OK, It's hosting, with a fast upgrade/downgrade/deployment cycle.


...which is why we call it something different. Sure, "cloud" is an overhyped buzzword, but you've gotta' choose your battles.


The absolute key thing is that you can do this with an API and pay by the hour! I think the proper term is utility computing and amazon launched the cloud meme with EC2...


True.

>> "...and pay by the hour"

If you have money to burn.


Being able to pay by the hour massively, massively reduces the capital expenditure required when launching a public site? You can launch on a relatively cheap $75-$150 a month and then if you get Slashdot/Digg your code can automatically scale and only pay for the extra capacity when you need ... that's kind of the point of the service. Check out Bezos at startup school last year talking about animoto : http://omnisio.com/startupschool08/jeff-bezos You can't expect to launch a public site with no budget! It's only a few thousand to support this sort of thing. If you launch unprepared to scale, you are just asking for someone with funding to rewrite your stuff.
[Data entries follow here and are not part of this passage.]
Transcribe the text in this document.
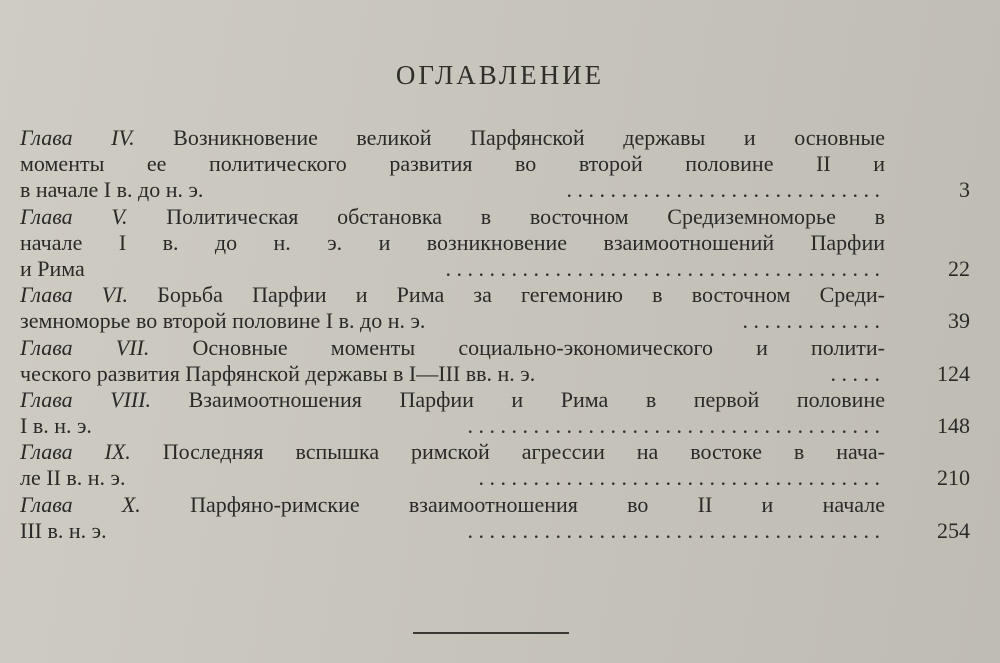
ОГЛАВЛЕНИЕ
Глава IV. Возникновение великой Парфянской державы и основные
моменты ее политического развития во второй половине II и
в начале I в. до н. э.	. . . . . . . . . . . . . . . . . . . . . . . . . . . . .	3
Глава V. Политическая обстановка в восточном Средиземноморье в
начале I в. до н. э. и возникновение взаимоотношений Парфии
и Рима	. . . . . . . . . . . . . . . . . . . . . . . . . . . . . . . . . . . . . . . .	22
Глава VI. Борьба Парфии и Рима за гегемонию в восточном Среди-
земноморье во второй половине I в. до н. э.	. . . . . . . . . . . . .	39
Глава VII. Основные моменты социально-экономического и полити-
ческого развития Парфянской державы в I—III вв. н. э.	. . . . .	124
Глава VIII. Взаимоотношения Парфии и Рима в первой половине
I в. н. э.	. . . . . . . . . . . . . . . . . . . . . . . . . . . . . . . . . . . . . .	148
Глава IX. Последняя вспышка римской агрессии на востоке в нача-
ле II в. н. э.	. . . . . . . . . . . . . . . . . . . . . . . . . . . . . . . . . . . . .	210
Глава X. Парфяно-римские взаимоотношения во II и начале
III в. н. э.	. . . . . . . . . . . . . . . . . . . . . . . . . . . . . . . . . . . . . .	254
Some languages/frameworks etc scale better than others. Making that choice is very important. $75-$150/mo is quite a lot really unless you're getting lots of traffic.

I can see the case for this sort of scalability if your traffic is wildly unpredictable - eg 1 visit one day, 100,000 visits the next - but I think that's rare.


However you slice it, $150/mo is only $1800/year. Let's say you want to launch some new site targeting the public consumer internet where you would like to see hundreds of thousands of people on your site. You're not going to get there first. You have two options - either put forth the engineering effort to properly test your server and get it to scale up to the many thousands of concurrent level or launch in a series of betas with increasingly more people. There is certainly a case for getting the software ready, launching it and then doing a marketing push and if you get a hit on some major service, the site is ready to go - I think it puts forth a more professional air. Now, I have reviewed slicehost more since this discussion and there may be a significant way to reduce cost there... but it is also not as feature rich as the whole AWS suite.


VPS hosting? Though that doesn't cover GAE and Heroku style hosting.